Cuando la realidad se pone fea, ni siquiera la ideología sirve como refugio: si el coche deja de arrancar o el ascensor se detiene, de poco nos servirá invocar nuestros dogmas favoritos. Y aunque lo sucedido anteayer en España parece un accidente, dicho sea esto sin que nadie haya ofrecido todavía ninguna explicación oficial detallada a los ciudadanos, se trata de un episodio tan anómalo que podría mermar la confianza en esos sistemas expertos de los que depende nuestra vida cotidiana. Aunque no es que tengamos alternativa: nos toca seguir esperando que las cosas funcionen, pese a que nos parezca que cada vez funcionan peor.
Desde luego, conviene evitar el catastrofismo; el azar me puso en Nueva York cuando se produjo el blackout del verano de 2003 y a las pocas horas ya se vendían camisetas que bromeaban con la circunstancia. ¡Y se vendían! Pero tampoco la frivolidad es aconsejable, ya que los problemas que genera un corte masivo de electricidad son potencialmente fatales para quien se encuentra en el lugar equivocado y no dejan de producir daño a la economía. Ni tanto, pues, ni tan poco.
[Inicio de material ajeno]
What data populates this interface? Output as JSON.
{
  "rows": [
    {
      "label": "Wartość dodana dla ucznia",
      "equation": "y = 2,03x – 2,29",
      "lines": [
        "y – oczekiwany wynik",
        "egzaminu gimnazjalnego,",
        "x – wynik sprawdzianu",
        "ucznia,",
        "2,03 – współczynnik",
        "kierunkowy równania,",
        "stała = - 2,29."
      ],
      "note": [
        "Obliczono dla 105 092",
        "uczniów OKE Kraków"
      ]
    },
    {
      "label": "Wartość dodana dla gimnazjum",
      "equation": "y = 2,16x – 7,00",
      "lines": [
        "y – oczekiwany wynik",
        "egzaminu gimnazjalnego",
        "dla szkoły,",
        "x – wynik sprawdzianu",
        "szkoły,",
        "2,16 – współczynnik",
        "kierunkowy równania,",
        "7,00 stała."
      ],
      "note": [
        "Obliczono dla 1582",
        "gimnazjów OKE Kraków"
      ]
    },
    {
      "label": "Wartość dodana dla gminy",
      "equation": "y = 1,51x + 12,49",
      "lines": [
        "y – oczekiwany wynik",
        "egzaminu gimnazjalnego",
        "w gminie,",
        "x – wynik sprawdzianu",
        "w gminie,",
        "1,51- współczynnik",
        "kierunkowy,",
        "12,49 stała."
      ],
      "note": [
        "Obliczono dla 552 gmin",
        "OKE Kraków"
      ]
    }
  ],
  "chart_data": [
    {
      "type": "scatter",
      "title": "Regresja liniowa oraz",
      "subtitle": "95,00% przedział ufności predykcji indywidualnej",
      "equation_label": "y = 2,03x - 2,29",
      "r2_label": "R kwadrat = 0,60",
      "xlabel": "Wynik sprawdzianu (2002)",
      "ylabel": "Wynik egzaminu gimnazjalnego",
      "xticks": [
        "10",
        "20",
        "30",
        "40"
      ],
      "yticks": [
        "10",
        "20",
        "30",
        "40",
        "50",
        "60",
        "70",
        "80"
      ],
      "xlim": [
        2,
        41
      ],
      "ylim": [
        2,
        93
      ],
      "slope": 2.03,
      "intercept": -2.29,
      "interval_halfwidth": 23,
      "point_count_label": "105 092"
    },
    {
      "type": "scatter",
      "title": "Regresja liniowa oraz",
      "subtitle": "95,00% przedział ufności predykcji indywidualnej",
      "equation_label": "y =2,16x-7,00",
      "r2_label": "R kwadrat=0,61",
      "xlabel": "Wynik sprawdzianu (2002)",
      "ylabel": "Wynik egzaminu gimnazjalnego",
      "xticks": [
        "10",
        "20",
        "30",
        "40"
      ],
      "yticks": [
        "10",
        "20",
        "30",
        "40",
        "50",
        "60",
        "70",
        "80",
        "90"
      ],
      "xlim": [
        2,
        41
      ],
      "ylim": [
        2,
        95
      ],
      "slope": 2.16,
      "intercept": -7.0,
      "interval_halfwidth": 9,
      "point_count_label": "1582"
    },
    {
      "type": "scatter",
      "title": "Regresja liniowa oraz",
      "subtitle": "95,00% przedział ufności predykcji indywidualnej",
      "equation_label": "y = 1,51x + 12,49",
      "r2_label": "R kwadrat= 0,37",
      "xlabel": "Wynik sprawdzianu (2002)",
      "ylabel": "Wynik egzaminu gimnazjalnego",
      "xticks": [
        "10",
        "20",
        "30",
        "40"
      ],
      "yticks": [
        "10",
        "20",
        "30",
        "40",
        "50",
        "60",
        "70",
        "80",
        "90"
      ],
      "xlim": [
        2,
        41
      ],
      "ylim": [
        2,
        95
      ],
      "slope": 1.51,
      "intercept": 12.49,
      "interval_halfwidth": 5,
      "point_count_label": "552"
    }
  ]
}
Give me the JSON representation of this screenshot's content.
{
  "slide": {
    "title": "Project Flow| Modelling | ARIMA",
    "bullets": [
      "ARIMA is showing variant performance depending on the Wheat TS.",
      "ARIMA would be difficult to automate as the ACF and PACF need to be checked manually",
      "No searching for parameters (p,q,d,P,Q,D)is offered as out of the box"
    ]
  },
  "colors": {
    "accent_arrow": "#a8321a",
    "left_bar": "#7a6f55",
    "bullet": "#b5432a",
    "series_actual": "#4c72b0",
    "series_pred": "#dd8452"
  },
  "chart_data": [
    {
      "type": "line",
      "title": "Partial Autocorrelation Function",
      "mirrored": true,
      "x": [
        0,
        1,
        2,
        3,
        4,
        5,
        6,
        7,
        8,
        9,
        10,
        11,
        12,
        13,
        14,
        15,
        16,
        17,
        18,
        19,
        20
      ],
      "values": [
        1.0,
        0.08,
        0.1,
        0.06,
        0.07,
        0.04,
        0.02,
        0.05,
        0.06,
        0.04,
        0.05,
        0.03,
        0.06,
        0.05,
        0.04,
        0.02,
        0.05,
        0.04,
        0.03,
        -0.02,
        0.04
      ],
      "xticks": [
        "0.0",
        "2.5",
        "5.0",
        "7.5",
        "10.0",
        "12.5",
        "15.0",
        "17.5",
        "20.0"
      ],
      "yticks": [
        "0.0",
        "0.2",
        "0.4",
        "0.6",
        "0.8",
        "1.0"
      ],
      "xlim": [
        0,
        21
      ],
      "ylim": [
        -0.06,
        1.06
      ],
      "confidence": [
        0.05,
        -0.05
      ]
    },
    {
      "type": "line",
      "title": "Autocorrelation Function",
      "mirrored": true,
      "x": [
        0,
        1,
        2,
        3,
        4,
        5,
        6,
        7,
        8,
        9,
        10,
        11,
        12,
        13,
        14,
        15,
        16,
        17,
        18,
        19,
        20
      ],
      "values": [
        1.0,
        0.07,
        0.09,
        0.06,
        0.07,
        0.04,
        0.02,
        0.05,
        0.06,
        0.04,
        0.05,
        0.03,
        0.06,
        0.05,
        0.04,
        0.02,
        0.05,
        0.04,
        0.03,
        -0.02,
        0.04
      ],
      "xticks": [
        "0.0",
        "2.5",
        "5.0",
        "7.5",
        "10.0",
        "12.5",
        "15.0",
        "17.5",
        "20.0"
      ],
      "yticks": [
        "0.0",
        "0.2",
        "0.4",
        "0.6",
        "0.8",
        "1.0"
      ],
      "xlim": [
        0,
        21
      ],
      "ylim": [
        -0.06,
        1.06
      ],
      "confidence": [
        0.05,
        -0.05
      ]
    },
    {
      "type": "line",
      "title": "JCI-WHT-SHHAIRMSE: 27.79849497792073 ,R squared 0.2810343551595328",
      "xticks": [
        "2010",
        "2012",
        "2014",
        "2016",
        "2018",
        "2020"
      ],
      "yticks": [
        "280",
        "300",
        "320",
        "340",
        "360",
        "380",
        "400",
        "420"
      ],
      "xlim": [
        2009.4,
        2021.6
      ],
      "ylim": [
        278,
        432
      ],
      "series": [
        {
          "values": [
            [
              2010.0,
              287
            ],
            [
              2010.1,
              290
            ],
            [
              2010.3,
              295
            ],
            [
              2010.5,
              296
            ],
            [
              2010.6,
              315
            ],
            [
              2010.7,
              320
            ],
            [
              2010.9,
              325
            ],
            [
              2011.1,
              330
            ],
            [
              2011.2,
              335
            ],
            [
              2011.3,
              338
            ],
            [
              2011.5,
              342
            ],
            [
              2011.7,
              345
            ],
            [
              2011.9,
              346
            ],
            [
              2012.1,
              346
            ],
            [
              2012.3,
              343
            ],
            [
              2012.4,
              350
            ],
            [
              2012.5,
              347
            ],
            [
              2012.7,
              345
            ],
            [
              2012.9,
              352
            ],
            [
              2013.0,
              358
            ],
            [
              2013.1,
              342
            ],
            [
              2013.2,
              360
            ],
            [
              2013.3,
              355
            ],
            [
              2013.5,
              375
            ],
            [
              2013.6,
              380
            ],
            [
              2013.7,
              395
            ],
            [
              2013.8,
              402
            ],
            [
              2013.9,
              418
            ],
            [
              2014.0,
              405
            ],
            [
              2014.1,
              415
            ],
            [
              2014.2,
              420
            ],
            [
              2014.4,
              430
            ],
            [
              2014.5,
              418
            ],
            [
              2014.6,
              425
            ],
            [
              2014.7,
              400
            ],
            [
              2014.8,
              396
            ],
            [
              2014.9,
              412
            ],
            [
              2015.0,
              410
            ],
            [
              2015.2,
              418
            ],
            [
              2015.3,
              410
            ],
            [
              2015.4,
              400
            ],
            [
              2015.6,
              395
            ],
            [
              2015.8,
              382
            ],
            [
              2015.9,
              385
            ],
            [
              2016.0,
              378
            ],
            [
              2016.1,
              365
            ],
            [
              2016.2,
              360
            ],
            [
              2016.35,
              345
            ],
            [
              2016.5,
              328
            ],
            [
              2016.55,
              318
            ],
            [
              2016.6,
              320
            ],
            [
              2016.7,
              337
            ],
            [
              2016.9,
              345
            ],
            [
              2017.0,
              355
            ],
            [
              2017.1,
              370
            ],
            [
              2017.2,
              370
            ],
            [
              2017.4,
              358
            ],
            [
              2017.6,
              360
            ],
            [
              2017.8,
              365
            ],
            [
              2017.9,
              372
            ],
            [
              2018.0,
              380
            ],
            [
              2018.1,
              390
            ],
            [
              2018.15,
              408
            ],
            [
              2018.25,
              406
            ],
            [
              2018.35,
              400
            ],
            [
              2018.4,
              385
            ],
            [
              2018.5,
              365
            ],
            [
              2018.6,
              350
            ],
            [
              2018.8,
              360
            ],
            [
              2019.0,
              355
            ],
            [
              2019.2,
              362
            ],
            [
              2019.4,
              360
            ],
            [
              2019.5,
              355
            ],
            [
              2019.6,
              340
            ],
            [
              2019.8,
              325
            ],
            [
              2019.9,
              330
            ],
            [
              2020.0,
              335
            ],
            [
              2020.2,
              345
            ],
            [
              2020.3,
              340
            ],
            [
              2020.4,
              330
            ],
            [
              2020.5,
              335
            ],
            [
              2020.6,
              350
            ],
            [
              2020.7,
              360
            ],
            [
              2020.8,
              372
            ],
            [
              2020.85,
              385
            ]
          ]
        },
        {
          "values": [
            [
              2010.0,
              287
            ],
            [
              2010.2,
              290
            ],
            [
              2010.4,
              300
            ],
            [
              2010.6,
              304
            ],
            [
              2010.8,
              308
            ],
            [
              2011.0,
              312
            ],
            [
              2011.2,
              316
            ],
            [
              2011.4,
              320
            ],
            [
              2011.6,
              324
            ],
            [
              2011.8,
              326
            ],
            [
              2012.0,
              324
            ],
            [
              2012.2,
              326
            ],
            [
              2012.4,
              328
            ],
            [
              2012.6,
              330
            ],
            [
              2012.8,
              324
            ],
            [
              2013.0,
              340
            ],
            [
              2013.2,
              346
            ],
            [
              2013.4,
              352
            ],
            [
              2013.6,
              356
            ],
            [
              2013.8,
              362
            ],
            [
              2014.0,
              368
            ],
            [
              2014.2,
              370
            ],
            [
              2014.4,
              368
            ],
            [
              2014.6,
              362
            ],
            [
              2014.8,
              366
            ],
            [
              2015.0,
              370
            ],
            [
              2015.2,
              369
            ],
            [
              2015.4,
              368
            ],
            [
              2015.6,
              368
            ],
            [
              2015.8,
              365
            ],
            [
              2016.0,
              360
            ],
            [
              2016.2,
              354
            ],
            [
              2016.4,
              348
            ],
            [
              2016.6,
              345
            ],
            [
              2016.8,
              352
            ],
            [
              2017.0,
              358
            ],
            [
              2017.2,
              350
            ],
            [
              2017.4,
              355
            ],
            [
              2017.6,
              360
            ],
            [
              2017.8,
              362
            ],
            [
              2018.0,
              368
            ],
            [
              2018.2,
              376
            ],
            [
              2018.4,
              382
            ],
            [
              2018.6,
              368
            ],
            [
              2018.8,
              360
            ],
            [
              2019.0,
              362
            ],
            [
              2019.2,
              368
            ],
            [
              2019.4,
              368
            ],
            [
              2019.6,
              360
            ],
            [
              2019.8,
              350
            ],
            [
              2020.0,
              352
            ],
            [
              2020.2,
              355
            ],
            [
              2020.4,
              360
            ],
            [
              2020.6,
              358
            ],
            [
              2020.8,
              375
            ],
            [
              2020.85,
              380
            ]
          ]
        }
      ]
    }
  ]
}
Ocurre que, tal como nos han enseñado los sociólogos, el riesgo es una categoría ineludible de la modernidad: el desarrollo tecnocientífico produce riesgos de manera constante. Y es que si en vez de reunirnos alrededor de la hoguera vivimos en una sociedad posindustrial que necesita de abundante energía, dependemos en mayor medida de su adecuada provisión: hasta un niño puede entenderlo. El corolario es que estar conectados a fuentes fiables de energía mediante un smart grid es una necesidad antes que un capricho.
Ahora bien: la respuesta a esa creciente dependencia sobrevenida no es ni puede ser la renuncia al bienestar material que procura una energía abundante. De hecho, las sociedades modernas no se caracterizan por la materialización habitual de los riesgos, sino justamente por lo contrario; la mayor parte de los peligros a los que estamos expuestos permanecen bajo control. Y no por casualidad; millones de personas en todo el mundo trabajan de distintas maneras para que así sea.
«Estos días se barruntan con claridad las consecuencias negativas que tendrá el caprichoso cierre de las centrales nucleares»
Sin embargo, hay países más vulnerables que otros; son aquellos que dedican menos recursos o resultan menos competentes a la hora de desarrollar la capacidad estatal necesaria para mitigar peligros y absorber shocks externos. ¿Hemos de contar a España entre ellos? Ni la gestión de la pandemia ni la dana valenciana invitan al optimismo; el prolongado colapso de la red eléctrica, sea cual sea su causa, tampoco.
Si lo hacemos bien o mal, eso tienen que determinarlo los expertos en la materia. Pero para eso hay que encontrar expertos imparciales, desligados de cualquier obediencia partidista o ideológica, dispuestos a decir la verdad en la arena pública cuando las autoridades los convoquen a tal fin. También hace falta que esas mismas autoridades pongan el buen gobierno y la solución de los problemas colectivos por delante del electoralismo: estos días se barruntan con claridad las consecuencias negativas que tendrá para nuestro país el caprichoso cierre de las centrales nucleares que siguen en funcionamiento.
En todo caso, mejor será no fantasear con el autoexamen o la rendición de cuentas: recordemos que nunca se hizo la investigación —tantas veces anunciada— sobre la gestión política de la pandemia. Y es que no se trata jamás de buscar la verdad ni aprender de los errores, sino de imponer un relato favorable a los intereses de quienes nos gobiernan; un sucio arte que los gobiernos de Pedro Sánchez -vean su comparecencia de ayer mismo- dominan a la perfección. Es lo único que les preocupa: modular la percepción pública de los hechos conforme a sus fines partidistas. Y de ahí, cómplices como son los votantes, no parece que vayamos a salir.